Vol. 77/No. 26 July 8, 2013
Divisions are growing among the U.S. rulers over whether to continue the Fed’s massive “stimulus” programs. On one hand, its proponents fear discontinuation would exacerbate the contraction of production and increase joblessness. On the other hand, the increasingly insistent opposition points to mounting government debt, lack of any progress toward the stated goal and fear of long-term inflationary pressures. While both sides identify real problems for capitalism, neither has any solution.
As head of the Federal Reserve over the past eight years, Bernanke has presided over an unprecedented monetary “stimulus” effort. Since 2008 the Fed has purchased tens of billions of dollars of mortgage-backed securities from U.S. banks as well as their own U.S. government bonds, transferring $2.5 trillion to the banks on the theory bosses will borrow the easy money and boost production, creating jobs.

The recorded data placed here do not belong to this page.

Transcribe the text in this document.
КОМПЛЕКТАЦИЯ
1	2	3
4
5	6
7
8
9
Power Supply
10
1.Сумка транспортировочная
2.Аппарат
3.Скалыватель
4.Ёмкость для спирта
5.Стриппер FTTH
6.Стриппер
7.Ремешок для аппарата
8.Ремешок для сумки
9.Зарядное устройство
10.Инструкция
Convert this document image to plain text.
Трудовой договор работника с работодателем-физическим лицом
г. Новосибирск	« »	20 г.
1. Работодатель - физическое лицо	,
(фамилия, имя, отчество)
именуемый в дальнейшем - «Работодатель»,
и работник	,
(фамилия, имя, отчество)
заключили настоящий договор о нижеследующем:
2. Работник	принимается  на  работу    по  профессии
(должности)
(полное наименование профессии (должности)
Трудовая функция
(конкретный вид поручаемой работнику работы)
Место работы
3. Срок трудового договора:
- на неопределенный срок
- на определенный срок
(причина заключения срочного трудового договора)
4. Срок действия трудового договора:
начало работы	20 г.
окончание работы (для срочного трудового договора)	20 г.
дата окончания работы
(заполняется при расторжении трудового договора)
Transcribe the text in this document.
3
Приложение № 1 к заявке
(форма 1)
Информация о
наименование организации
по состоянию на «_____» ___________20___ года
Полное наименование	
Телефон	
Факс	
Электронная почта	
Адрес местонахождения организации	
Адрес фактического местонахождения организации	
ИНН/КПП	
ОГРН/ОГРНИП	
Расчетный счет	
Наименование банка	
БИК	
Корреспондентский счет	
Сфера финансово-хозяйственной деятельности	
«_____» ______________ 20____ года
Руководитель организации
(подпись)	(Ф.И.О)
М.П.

But the bosses face a crisis of production and trade unlike any in decades. As a result, their greatest avenues for profit do not involve investment in equipment and labor to expand production. They have instead chosen to sit on hoards of billions of dollars or to find higher returns in stocks and other financial “instruments,” essentially speculative bets on the rise or fall of various kinds of commercial paper, what Karl Marx called “fictitious capital.”
The average age of manufacturing equipment in the U.S. is close to 20 years, nearly double what it was in 1990, according to the Bureau of Economic Analysis.
Easy money created by the Fed’s programs has gone into boosting U.S. stock market prices, but it has done nothing to prod the bosses to create a single job.
In the U.S., Standard & Poor’s 500-stock index fell 2.5 percent the day after Bernanke’s announcement, its biggest one-day decline since November 2011. Stock prices dropped even more in Europe, Asia and Latin America.
The jittery reaction to the prospect of the Fed backing off from printing more and more dollars highlights the growing worldwide financial instability rooted in the capitalists’ inability to reverse the slowdown of production and trade. It underscores the place of dollar printing in the efforts by the propertied rulers around the world to postpone financial crashes as they hope for an end to the economic contraction.
In the U.S., manufacturing in May contracted to its lowest level since the “recovery” from the 2007-2009 recession began nearly four years ago, according to an Institute for Supply Management report.
At the same time, China’s economy is slowing, dashing the illusions of layers of capitalist rulers in the U.S. and other imperialist countries that an eternal “Chinese miracle” would prop up world trade and production.
But the more China relies on capitalism, the more vulnerable it becomes to all the pressures and crises of that mode of production.
After Bernanke spoke, stock market prices in China dropped more than 3 percent. Chinese banks are tightening credit, closing down the ability of manufacturers to finance production.
In June, manufacturing output fell in China to its lowest level in nine months, according to the HSBC purchasing managers index, as new export orders declined. The previous month, China’s exports to markets in the U.S. and EU dropped 1.6 percent and 9.7 percent compared to a year ago, according to the Wall Street Journal.
As Chinese manufacturing grinds down, imports are falling as well, affecting capitalist industries worldwide. Demand for metallurgical coal and other resources to make steel in China have plummeted, fueling layoffs and mine closures in the U.S., where coal exports fell 31 percent in April.
In the first quarter of 2013, eurozone gross domestic product, a measure of goods and services, declined for the sixth consecutive quarter, affecting all 17 nations in the common currency and trade bloc.
This “underwhelming data,” the London-based Guardian reported, led Naoyuki Shinohara, deputy managing director at the International Monetary Fund, to tell the paper the world economy will not “generate jobs for the millions who have fallen into unemployment over the last five years.”
While the bosses around the world have no answer to the slowdown of production and trade, they are working to boost their industrial profit margins on the backs of working people through speedup and wage cuts.
Since U.S. manufacturing hit a low point following the 2007-2009 recession, output has increased to nearly prerecession levels. But the same amount of work is being done by 2 million fewer workers. And, according to government figures, U.S. workers’ wages and benefits have dropped to their lowest level since 1955.